A total of 120 patients were enrolled. Impairment measures of pain, range of motion, and self-reported measures of function using the Upper Extremity Functional Index (UEFI) and Quick Disability of the Arm, Shoulder and Hand (QuickDASH) questionnaires were performed at designated intervals during the postoperative year. All patients received exercise and education, and the 36 patients with identified impairments underwent individualized rehabilitation intervention. Clinical factors associated with need for intervention were determined using univariate analysis.
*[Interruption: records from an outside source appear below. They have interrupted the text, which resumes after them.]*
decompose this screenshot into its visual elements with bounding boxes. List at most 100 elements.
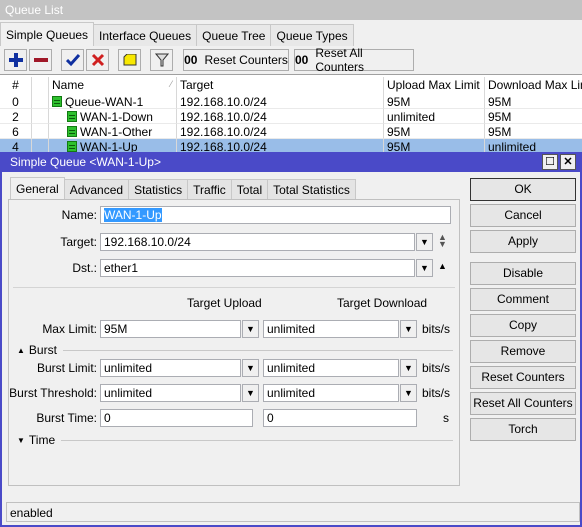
disable-button[interactable]: Disable xyxy=(470,262,576,285)
col-num[interactable]: # xyxy=(0,77,32,94)
maximize-icon: ☐ xyxy=(545,156,555,168)
copy-button[interactable]: Copy xyxy=(470,314,576,337)
max-limit-upload-input[interactable]: 95M xyxy=(100,320,241,338)
burst-threshold-download-input[interactable]: unlimited xyxy=(263,384,399,402)
dst-dropdown[interactable]: ▼ xyxy=(416,259,433,277)
reset-counters-button[interactable]: 00 Reset Counters xyxy=(183,49,289,71)
tab-interface-queues[interactable]: Interface Queues xyxy=(93,24,198,46)
tab-advanced[interactable]: Advanced xyxy=(63,179,130,199)
target-download-header: Target Download xyxy=(337,296,428,310)
burst-section-toggle[interactable]: ▲ Burst xyxy=(17,343,453,357)
filter-button[interactable] xyxy=(150,49,173,71)
dialog-titlebar[interactable]: Simple Queue <WAN-1-Up> ☐ ✕ xyxy=(2,152,580,172)
maximize-button[interactable]: ☐ xyxy=(542,154,558,170)
disable-button[interactable] xyxy=(86,49,109,71)
burst-time-label: Burst Time: xyxy=(36,411,97,425)
col-upload-max[interactable]: Upload Max Limit xyxy=(384,77,485,94)
dropdown-arrow-icon: ▼ xyxy=(246,388,255,398)
dst-label: Dst.: xyxy=(72,261,97,275)
remove-button[interactable] xyxy=(29,49,52,71)
table-row[interactable]: 0 Queue-WAN-1 192.168.10.0/24 95M 95M xyxy=(0,94,582,109)
max-limit-download-dropdown[interactable]: ▼ xyxy=(400,320,417,338)
apply-button[interactable]: Apply xyxy=(470,230,576,253)
ok-button[interactable]: OK xyxy=(470,178,576,201)
enable-button[interactable] xyxy=(61,49,84,71)
simple-queue-dialog: Simple Queue <WAN-1-Up> ☐ ✕ General Adva… xyxy=(0,152,582,527)
toolbar: 00 Reset Counters 00 Reset All Counters xyxy=(0,46,582,74)
time-section-toggle[interactable]: ▼ Time xyxy=(17,433,453,447)
burst-limit-download-dropdown[interactable]: ▼ xyxy=(400,359,417,377)
name-label: Name: xyxy=(61,208,97,222)
minus-icon xyxy=(33,58,48,62)
counter-icon: 00 xyxy=(295,53,309,67)
cancel-button[interactable]: Cancel xyxy=(470,204,576,227)
max-limit-download-input[interactable]: unlimited xyxy=(263,320,399,338)
table-row[interactable]: 2 WAN-1-Down 192.168.10.0/24 unlimited 9… xyxy=(0,109,582,124)
table-row[interactable]: 6 WAN-1-Other 192.168.10.0/24 95M 95M xyxy=(0,124,582,139)
tab-total[interactable]: Total xyxy=(230,179,269,199)
check-icon xyxy=(65,54,80,67)
close-button[interactable]: ✕ xyxy=(560,154,576,170)
col-target[interactable]: Target xyxy=(177,77,384,94)
queue-icon xyxy=(67,126,77,137)
add-button[interactable] xyxy=(4,49,27,71)
burst-time-download-input[interactable]: 0 xyxy=(263,409,417,427)
burst-threshold-upload-input[interactable]: unlimited xyxy=(100,384,241,402)
unit-label: s xyxy=(443,411,449,425)
plus-icon xyxy=(8,53,23,67)
target-label: Target: xyxy=(60,235,97,249)
note-icon xyxy=(123,54,136,66)
unit-label: bits/s xyxy=(422,322,451,336)
expand-down-icon: ▼ xyxy=(17,435,25,445)
filter-icon xyxy=(154,53,169,67)
remove-button[interactable]: Remove xyxy=(470,340,576,363)
comment-button[interactable]: Comment xyxy=(470,288,576,311)
target-input[interactable]: 192.168.10.0/24 xyxy=(100,233,415,251)
updown-icon[interactable]: ▲ ▼ xyxy=(438,233,447,249)
tab-queue-types[interactable]: Queue Types xyxy=(270,24,354,46)
burst-threshold-label: Burst Threshold: xyxy=(9,386,97,400)
burst-time-upload-input[interactable]: 0 xyxy=(100,409,253,427)
unit-label: bits/s xyxy=(422,386,451,400)
divider xyxy=(13,287,455,288)
queue-icon xyxy=(52,96,62,107)
dialog-title: Simple Queue <WAN-1-Up> xyxy=(10,155,161,169)
window-title: Queue List xyxy=(0,0,582,20)
burst-threshold-download-dropdown[interactable]: ▼ xyxy=(400,384,417,402)
col-download-max[interactable]: Download Max Limit xyxy=(485,77,582,94)
target-upload-header: Target Upload xyxy=(187,296,262,310)
col-name[interactable]: Name ⁄ xyxy=(49,77,177,94)
dropdown-arrow-icon: ▼ xyxy=(404,388,413,398)
tab-statistics[interactable]: Statistics xyxy=(128,179,189,199)
name-input[interactable]: WAN-1-Up xyxy=(100,206,451,224)
comment-button[interactable] xyxy=(118,49,141,71)
status-bar: enabled xyxy=(6,502,580,522)
burst-limit-upload-dropdown[interactable]: ▼ xyxy=(242,359,259,377)
reset-all-counters-button[interactable]: 00 Reset All Counters xyxy=(294,46,414,74)
max-limit-label: Max Limit: xyxy=(42,322,97,336)
burst-limit-upload-input[interactable]: unlimited xyxy=(100,359,241,377)
burst-limit-download-input[interactable]: unlimited xyxy=(263,359,399,377)
x-icon xyxy=(91,53,104,67)
tab-total-statistics[interactable]: Total Statistics xyxy=(267,179,356,199)
tab-simple-queues[interactable]: Simple Queues xyxy=(0,22,95,46)
max-limit-upload-dropdown[interactable]: ▼ xyxy=(242,320,259,338)
unit-label: bits/s xyxy=(422,361,451,375)
col-flag[interactable] xyxy=(32,77,49,94)
burst-limit-label: Burst Limit: xyxy=(36,361,97,375)
general-panel: Name: WAN-1-Up Target: 192.168.10.0/24 ▼… xyxy=(8,199,460,486)
burst-threshold-upload-dropdown[interactable]: ▼ xyxy=(242,384,259,402)
tab-general[interactable]: General xyxy=(10,177,65,199)
dropdown-arrow-icon: ▼ xyxy=(246,363,255,373)
tab-traffic[interactable]: Traffic xyxy=(187,179,232,199)
tab-queue-tree[interactable]: Queue Tree xyxy=(196,24,272,46)
torch-button[interactable]: Torch xyxy=(470,418,576,441)
collapse-up-icon[interactable]: ▲ xyxy=(438,261,447,271)
dialog-tabs: General Advanced Statistics Traffic Tota… xyxy=(10,177,356,199)
counter-icon: 00 xyxy=(184,53,198,67)
dst-input[interactable]: ether1 xyxy=(100,259,415,277)
target-dropdown[interactable]: ▼ xyxy=(416,233,433,251)
reset-all-counters-button[interactable]: Reset All Counters xyxy=(470,392,576,415)
dropdown-arrow-icon: ▼ xyxy=(246,324,255,334)
reset-counters-button[interactable]: Reset Counters xyxy=(470,366,576,389)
"There were no statistically significant differences between the intervention and non-intervention groups for BMI, breast surgery type, reconstruction type, or radiotherapy," Gabram says. "However, the intervention group had significantly lower levels of extremity function at the early postoperative evaluation, greater number of lymph nodes removed, greater extent of axillary surgery, were more likely to have undergone chemotherapy, had greater overall burden of disease, and were younger than the non-intervention group."

The study concluded that survivorship practitioners should have heightened awareness for rehabilitation intervention in patients whose treatment experience contains a number of these characteristics, and that future studies should focus on implementing a screening tool for early identification of patients in need of rehabilitation referral.

Journal reference:

"Implementing the Prospective Surveillance Model (PSM) of Rehabilitation for Breast Cancer Patients with 1-Year Postoperative Follow-up, a Prospective, Observational Study." Lisa Lai MD, Jill Binkley MSc, PT, CLT, Veronica Jones MD, Stephanie Kirkpatrick PT, DPT, CLT, Cathy Furbish PT, Paul Stratford PT, MS, Winifred Thompson PhD, MSW, Amanjyot Sidhu MBBS, MPH, Clara Farley MD, Joel Okoli MD, MPH, Derrick Beech MD, Sheryl Gabram MD, MBA. Annals of Surgical Oncology. Published online June 22, 2016.